The mortgage situation in Bulgaria has remained much the same for the first half of this year. In general, the banks are lending from 40 to 70% of the property valuation. Credit Centre reported recently that the banks are still asking large deposits to minimise their risks. The company believes that the strict lending criteria will remain in the country at least until the end of this year and that interest rates will remain unchanged.

Eurostat published its results for a survey of consumer goods and services across Europe. Bulgaria prices were shown as 51% of the average across the EU. The most expensive prices were registered in Denmark, followed by Ireland and Finland.

Interestingly, prices of clothing and consumer electronics came out lowest in the UK but this was mainly down to the low rate of the British pound. Prices of food were 67% of the EU average in Bulgaria yet were a staggering 147% of that average in Denmark.

Rumour has it that the forthcoming EC report on Bulgaria will again focus on the lack of political will to fight corruption with no mafia bosses having been put on trial, particularly those with access to EU funds. In a separate report issued this week on general fraud, Bulgaria is shown to have 140 potential fraud cases concerning the recovery of 9 million euros from pre-accession funds. The total sum said to be at question from irregularities and fraud is a massive 28 million euros.

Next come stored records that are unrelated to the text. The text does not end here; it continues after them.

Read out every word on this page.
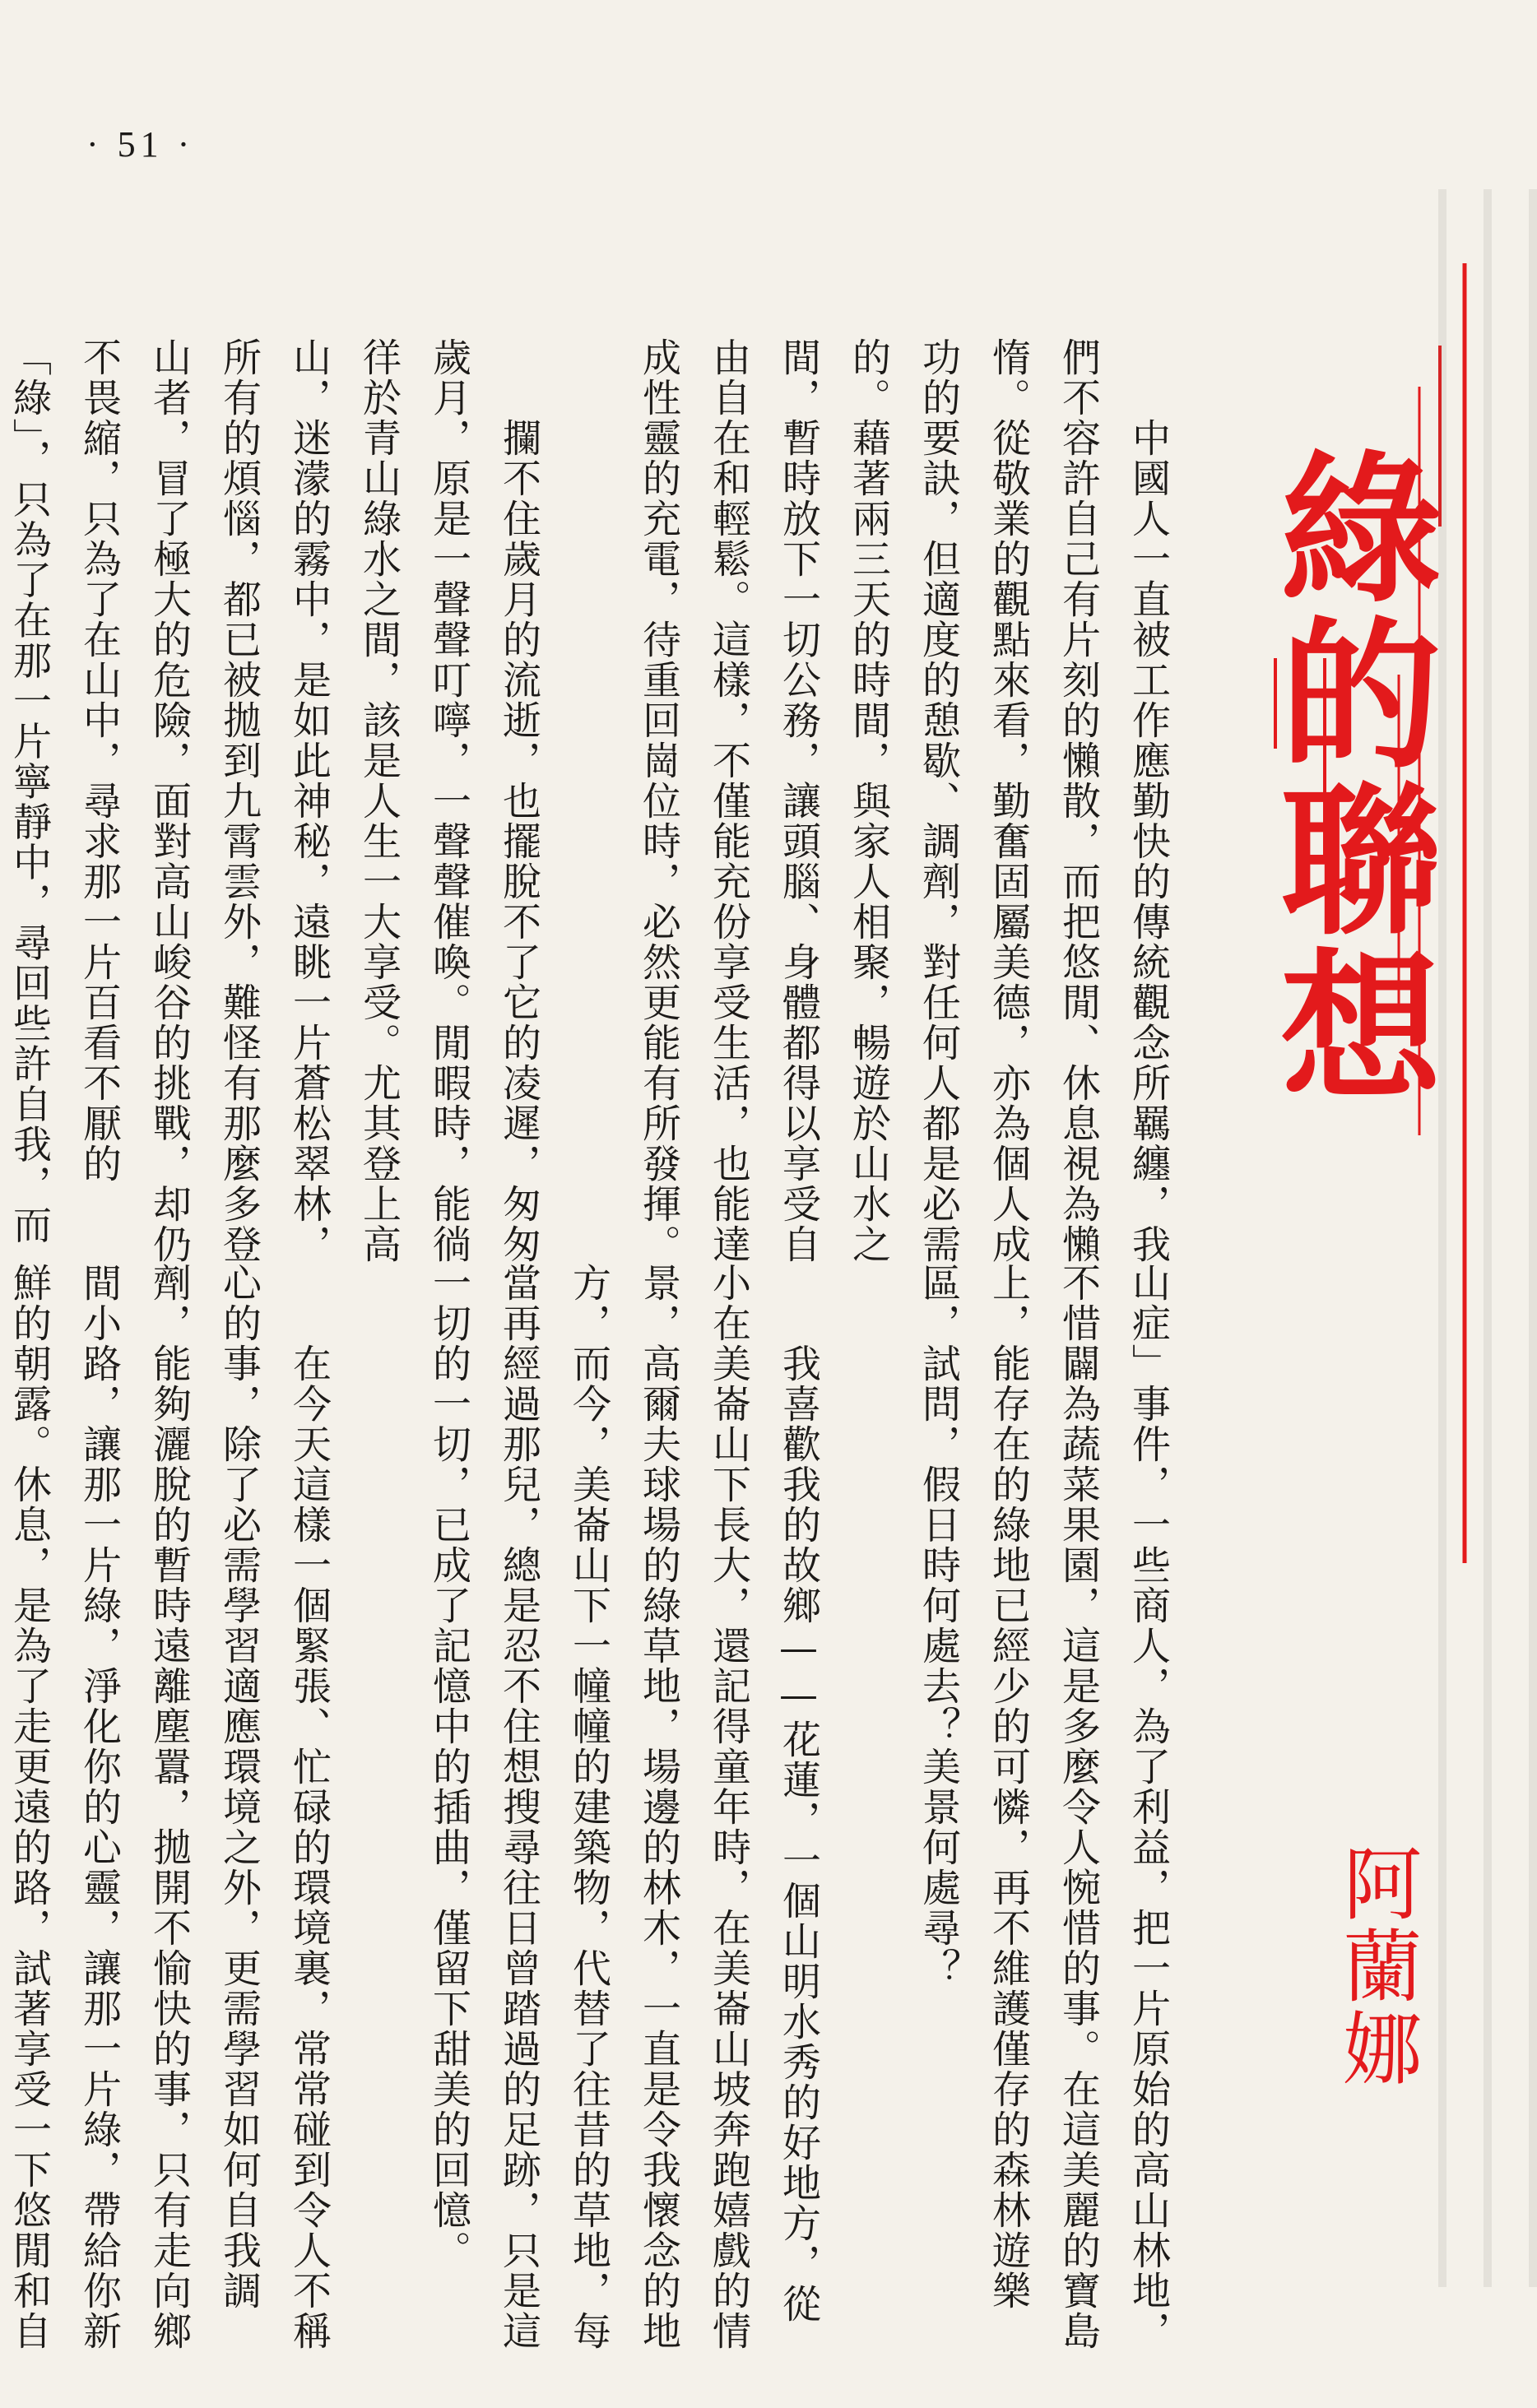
· 51 ·
綠的聯想
阿蘭娜

　　中國人一直被工作應勤快的傳統觀念所羈纏，我們不容許自己有片刻的懶散，而把悠閒、休息視為懶惰。從敬業的觀點來看，勤奮固屬美德，亦為個人成功的要訣，但適度的憩歇、調劑，對任何人都是必需的。藉著兩三天的時間，與家人相聚，暢遊於山水之間，暫時放下一切公務，讓頭腦、身體都得以享受自由自在和輕鬆。這樣，不僅能充份享受生活，也能達成性靈的充電，待重回崗位時，必然更能有所發揮。

　　攔不住歲月的流逝，也擺脫不了它的凌遲，匆匆歲月，原是一聲聲叮嚀，一聲聲催喚。閒暇時，能徜徉於青山綠水之間，該是人生一大享受。尤其登上高山，迷濛的霧中，是如此神秘，遠眺一片蒼松翠林，所有的煩惱，都已被拋到九霄雲外，難怪有那麼多登山者，冒了極大的危險，面對高山峻谷的挑戰，却仍不畏縮，只為了在山中，尋求那一片百看不厭的「綠」，只為了在那一片寧靜中，尋回些許自我，而

山症」事件，一些商人，為了利益，把一片原始的高山林地，不惜闢為蔬菜果園，這是多麼令人惋惜的事。在這美麗的寶島上，能存在的綠地已經少的可憐，再不維護僅存的森林遊樂區，試問，假日時何處去？美景何處尋？

　　我喜歡我的故鄉——花蓮，一個山明水秀的好地方，從小在美崙山下長大，還記得童年時，在美崙山坡奔跑嬉戲的情景，高爾夫球場的綠草地，場邊的林木，一直是令我懷念的地方，而今，美崙山下一幢幢的建築物，代替了往昔的草地，每當再經過那兒，總是忍不住想搜尋往日曾踏過的足跡，只是這一切的一切，已成了記憶中的插曲，僅留下甜美的回憶。

　　在今天這樣一個緊張、忙碌的環境裏，常常碰到令人不稱心的事，除了必需學習適應環境之外，更需學習如何自我調劑，能夠灑脫的暫時遠離塵囂，拋開不愉快的事，只有走向鄉間小路，讓那一片綠，淨化你的心靈，讓那一片綠，帶給你新鮮的朝露。休息，是為了走更遠的路，試著享受一下悠閒和自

Criticism in the EC report due on 22 July will probably also be made regarding lack of reform of the judiciary. It appears likely that the EC will also recommend that Bulgaria remains under special monitoring and observation. Whatever the report actually does say, there is no doubt the Bulgarian parliamentarians and ministers will pronounce it either 'good' or, alternatively, yet again proclaim that Bulgaria is being picked on. A further report on Bulgaria's ability to absorb European Union funds will be coming out in October.